Risk Assessments - I was asked to be Deck Department Risk Assessment Representative, so for a few weeks my job was paperwork and thinking. For those of you who have worked in businesses/companies that have done this, you may have some idea of what it entails. I wrote up about 50 RAs in total; describing for each job we do, the safety measures in place, and deciding if they are sufficient. It was a challenge that I enjoyed, but - as the picture was staged to show - I realized I am very glad I do NOT have a sit-down "office job" most of the time!

Off day - Imogen (South Africa) and I at an aquarium in the Bahamas. Yay for the two hours we spent walking there and back to go see it, but hey, it's better than paying for transportation when you're on a missionary budget!

Splicing! - One of my favorite jobs, especially during sailing! This was an 8-strand eye splice fixing one of the lines that holds the ship to the dock.

The finished product! I'm quite proud of this splice; it turned out amazing!

Cultural Hour - A little more in the forefront of the ministry, I recently got to be the MC (mistress of ceremonies - introducing the acts/tying everything together) for "Cultural Hour", an hour long event held on the weekends in our Hope Theater where we display an array of dances, music and dramas to show the various cultures of the 50 nationalities represented onboard - and interwoven through it, present the gospel message. In this one I wore my Chinese dress and explained my "mix" of cultures. I enjoy public speaking!

Well, hope you enjoyed that peek into my life! Have a great day!

Kingston, JAMAICA

This was our most recent port in Kingston, Jamaica. The white in the center is our ship and all that grey is the cement factory. This cement factory at our berth required a lot of coal, so there was a mountain of black right outside the ship - you can imagine the dust and dirt that got tracked in by the 135,758 visitors we had here!
It wasn't a very pretty place to be docked for the almost five weeks were were there, so we had to find beauty in other things; the sunrise during a gangway watch, the smile of children - children who are victims of abuse in this country with one of the highest crime rates and the 7th highest murder rate in the world. (;;
Those places the travel advisories said not to go, we sent teams. It wasn't a safe port. But we were not tourists here; we were the hands and feet of Jesus. Just looking at the line of visitors waiting to come onboard (below) you can see why the book fair staff and all those in contact with the public were exhausted after our long visit in Jamaica. It wasn't an easy port. But it WAS a rewarding port. So many visitors. So many opportunities for ministry. And so many Bibles sold - 14,150.

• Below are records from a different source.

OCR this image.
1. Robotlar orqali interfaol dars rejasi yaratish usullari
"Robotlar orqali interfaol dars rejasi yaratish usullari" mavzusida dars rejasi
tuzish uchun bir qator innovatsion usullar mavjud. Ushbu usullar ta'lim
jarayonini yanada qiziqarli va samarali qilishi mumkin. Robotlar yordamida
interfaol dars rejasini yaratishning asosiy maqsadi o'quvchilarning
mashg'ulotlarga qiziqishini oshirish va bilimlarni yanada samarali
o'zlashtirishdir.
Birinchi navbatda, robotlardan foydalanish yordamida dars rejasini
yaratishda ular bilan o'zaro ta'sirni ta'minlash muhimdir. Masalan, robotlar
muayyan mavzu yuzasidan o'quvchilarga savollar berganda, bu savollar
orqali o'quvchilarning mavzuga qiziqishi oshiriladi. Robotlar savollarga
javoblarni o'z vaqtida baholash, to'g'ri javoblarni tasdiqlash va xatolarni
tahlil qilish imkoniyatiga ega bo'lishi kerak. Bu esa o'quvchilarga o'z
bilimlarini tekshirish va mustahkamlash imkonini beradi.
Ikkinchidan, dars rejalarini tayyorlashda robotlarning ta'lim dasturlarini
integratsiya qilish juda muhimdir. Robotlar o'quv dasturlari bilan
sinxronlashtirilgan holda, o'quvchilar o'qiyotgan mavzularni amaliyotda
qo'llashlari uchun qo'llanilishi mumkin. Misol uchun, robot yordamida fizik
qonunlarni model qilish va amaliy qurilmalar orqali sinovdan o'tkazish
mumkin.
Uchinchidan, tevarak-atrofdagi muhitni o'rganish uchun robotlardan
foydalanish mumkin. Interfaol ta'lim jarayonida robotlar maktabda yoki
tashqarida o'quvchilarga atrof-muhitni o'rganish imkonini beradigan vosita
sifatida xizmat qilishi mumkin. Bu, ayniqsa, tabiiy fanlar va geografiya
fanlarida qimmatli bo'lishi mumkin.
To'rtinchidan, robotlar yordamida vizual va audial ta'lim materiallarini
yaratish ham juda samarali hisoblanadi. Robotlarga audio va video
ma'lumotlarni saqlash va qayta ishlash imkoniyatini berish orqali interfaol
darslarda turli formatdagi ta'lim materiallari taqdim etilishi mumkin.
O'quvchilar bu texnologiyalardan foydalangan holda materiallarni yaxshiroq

I don't know what you think of when you think of Jamaica, but this visit has forever changed what comes to my mind. A country with a beautiful culture, but scarred by pain. Abuse, violence, poverty. Somehow I missed the postcard colors and beautiful beaches, and instead saw a different side of this Caribbean island. I saw reality - the cement factory grey. Maybe it's because unlike the tourists, we didn't come for us; we came for them, the people of Jamaica.